The read operation of the mirror client has a similar mechanism for checking the version. Specifically, before sending a read request, C compares the metadata version numbers of the source and mirror services in its cache; if the source version number has been updated, it sends a wait message to B and waits until its version has been updated before processing the original read request. Unfortunately, the version number of the source in C's cache is not always up-to-date (e.g., if it hasn't sent a write request for a long time), which means that this mechanism only allows C to read as much new data as possible, but it doesn't guarantee that it's always up-to-date (there may be a time lag of less than 1 second, the same as with the original read-only mirrors).

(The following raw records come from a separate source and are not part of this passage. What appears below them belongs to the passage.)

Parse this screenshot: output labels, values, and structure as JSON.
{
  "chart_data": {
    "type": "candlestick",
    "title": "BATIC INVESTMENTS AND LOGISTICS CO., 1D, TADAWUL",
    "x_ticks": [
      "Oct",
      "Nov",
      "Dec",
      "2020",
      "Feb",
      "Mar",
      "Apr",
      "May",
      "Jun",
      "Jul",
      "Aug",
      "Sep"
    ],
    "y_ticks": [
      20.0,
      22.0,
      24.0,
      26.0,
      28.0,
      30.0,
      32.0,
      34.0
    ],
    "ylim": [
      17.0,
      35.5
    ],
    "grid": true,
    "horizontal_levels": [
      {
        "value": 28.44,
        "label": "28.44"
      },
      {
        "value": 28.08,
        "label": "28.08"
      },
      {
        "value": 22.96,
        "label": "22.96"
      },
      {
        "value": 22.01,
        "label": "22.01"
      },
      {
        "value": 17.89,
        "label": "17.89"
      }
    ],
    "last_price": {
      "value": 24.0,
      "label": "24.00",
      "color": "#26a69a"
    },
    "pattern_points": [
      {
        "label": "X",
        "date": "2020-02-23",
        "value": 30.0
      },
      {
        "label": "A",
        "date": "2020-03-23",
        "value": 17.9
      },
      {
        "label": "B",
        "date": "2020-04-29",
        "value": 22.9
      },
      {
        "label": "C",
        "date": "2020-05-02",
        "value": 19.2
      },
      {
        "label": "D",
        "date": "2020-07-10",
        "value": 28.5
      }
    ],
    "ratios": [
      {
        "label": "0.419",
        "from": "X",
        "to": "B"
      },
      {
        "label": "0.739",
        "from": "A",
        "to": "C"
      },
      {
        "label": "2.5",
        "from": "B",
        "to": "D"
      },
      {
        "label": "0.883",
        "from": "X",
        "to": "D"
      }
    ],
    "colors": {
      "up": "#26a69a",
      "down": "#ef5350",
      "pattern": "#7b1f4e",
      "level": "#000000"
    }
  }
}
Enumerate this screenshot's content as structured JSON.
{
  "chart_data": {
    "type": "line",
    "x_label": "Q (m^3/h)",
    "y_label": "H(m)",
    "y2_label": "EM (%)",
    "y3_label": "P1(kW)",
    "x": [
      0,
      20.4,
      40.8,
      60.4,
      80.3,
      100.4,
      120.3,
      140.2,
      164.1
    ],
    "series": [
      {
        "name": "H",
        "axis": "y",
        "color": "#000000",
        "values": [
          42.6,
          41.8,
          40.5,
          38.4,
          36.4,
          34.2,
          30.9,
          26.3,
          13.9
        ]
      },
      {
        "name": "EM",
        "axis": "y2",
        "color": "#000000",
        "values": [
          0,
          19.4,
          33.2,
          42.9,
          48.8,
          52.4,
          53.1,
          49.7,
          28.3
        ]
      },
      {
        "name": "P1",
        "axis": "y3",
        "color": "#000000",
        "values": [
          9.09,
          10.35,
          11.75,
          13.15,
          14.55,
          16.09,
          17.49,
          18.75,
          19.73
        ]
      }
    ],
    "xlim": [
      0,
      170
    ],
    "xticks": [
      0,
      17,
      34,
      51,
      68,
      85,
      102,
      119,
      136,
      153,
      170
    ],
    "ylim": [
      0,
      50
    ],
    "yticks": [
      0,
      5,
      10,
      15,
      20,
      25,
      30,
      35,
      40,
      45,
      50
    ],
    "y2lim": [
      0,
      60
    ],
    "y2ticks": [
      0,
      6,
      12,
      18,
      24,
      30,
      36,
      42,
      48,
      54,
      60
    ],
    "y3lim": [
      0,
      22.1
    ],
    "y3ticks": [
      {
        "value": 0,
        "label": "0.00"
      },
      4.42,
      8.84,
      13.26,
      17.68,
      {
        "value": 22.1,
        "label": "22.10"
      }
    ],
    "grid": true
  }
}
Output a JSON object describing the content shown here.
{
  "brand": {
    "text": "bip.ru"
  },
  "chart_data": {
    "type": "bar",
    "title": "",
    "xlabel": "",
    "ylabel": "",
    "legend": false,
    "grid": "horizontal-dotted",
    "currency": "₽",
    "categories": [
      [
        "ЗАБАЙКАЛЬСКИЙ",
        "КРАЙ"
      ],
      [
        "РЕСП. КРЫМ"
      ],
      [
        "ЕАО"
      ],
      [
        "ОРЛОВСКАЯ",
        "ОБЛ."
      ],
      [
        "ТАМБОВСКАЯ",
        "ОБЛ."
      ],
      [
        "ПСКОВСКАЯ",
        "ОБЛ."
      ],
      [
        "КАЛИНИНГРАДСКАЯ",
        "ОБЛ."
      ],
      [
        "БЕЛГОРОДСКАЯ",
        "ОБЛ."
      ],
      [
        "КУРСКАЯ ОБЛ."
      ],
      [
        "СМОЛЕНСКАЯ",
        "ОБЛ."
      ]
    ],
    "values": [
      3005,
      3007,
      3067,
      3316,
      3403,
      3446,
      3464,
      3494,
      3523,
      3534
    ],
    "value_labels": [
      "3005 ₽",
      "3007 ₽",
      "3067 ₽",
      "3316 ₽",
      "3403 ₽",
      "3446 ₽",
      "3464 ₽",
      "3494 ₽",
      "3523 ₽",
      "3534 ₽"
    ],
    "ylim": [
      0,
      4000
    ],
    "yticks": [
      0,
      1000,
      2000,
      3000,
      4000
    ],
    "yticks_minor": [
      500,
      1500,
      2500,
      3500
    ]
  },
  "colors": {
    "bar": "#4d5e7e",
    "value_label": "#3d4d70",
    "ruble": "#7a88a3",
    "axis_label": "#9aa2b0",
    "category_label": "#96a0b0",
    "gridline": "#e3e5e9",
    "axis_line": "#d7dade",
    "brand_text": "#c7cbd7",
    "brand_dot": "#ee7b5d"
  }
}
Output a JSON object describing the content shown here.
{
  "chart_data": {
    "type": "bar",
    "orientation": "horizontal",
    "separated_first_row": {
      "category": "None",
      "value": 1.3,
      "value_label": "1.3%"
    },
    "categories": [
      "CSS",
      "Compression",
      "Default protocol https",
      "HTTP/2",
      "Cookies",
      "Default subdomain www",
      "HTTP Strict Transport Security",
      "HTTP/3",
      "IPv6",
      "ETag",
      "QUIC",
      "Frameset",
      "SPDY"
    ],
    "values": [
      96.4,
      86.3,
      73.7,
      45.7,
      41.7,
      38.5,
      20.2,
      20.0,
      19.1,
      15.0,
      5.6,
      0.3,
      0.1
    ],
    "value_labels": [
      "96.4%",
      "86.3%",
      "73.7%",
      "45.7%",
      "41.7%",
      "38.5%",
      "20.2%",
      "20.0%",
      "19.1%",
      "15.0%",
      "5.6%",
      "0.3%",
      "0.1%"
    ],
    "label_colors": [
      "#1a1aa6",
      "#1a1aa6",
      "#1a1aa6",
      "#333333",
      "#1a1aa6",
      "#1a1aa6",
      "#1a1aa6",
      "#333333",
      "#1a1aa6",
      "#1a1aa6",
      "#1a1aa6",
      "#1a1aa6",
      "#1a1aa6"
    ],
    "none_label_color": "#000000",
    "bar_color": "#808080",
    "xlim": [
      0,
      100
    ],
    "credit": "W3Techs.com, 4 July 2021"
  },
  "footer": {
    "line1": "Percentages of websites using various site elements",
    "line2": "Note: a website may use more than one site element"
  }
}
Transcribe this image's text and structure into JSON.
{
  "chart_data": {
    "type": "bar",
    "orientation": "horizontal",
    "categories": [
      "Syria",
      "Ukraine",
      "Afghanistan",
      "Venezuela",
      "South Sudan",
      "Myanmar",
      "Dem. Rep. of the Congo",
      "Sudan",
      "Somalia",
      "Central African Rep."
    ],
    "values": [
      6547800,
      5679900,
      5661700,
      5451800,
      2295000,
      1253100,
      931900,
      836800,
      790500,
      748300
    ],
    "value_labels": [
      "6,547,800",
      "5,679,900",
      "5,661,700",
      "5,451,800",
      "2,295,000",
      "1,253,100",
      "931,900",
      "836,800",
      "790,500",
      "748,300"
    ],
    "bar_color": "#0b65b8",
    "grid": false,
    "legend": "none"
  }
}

Finally, we'll briefly illustrate the immediate user benefits of using the JuiceFS image file system with a slightly more complex read/write hybrid example.
The requirement is that Client C wants to create the/d1/d2/d3/d4
Create a new file in the directorynewf
. According to the design of the file system, C needs to look up each directory and file on the path one by one, and confirm that the file does not exist before sending a create request. Assume that the network latency from C to A and B is 30ms and 1ms, respectively, and that C has not yet established a metadata cache and ignores the request processing times for A and B. The network latency from C to A and B is 30ms and 1ms, respectively.
Use of mirrored file systems: C's read requests are handled by B, and only the last file creation request needs to be sent to A. The total time required is about 1 * 2 * 6(mirror lookup) + 30 * 2(source create) + 1 * 2(mirror wait) = 74ms.
Without the use of a mirrored file system: If the source filesystem is mounted directly on the mirrored area, each request from C needs to interact with A, so the total time required is 30 * 2 * 6(source lookup) + 30 * 2(source create) = 420ms, which is more than 5 times as long as the previous one.
04 Summary
In AI research, multi-cloud architectures have become the standard for many organizations due to the extremely high cost of GPU resources. With JuiceFS mirrored file systems, users can create one or more complete file system mirrors that automatically synchronize metadata from the source, allowing clients in the mirrored region to access files close to each other, delivering high performance and reducing O&M efforts.
In the latest JuiceFS 5.1 release, we have made important optimizations to the mirrored file system, adding the ability to allow writes, enabling enterprises to access data in any data center with a unified namespace. At the same time, they can enjoy the acceleration effect of nearby caching under the premise of ensuring data consistency. We hope that the implementation ideas and attempts shared in this article will provide users with some insights and inspiration.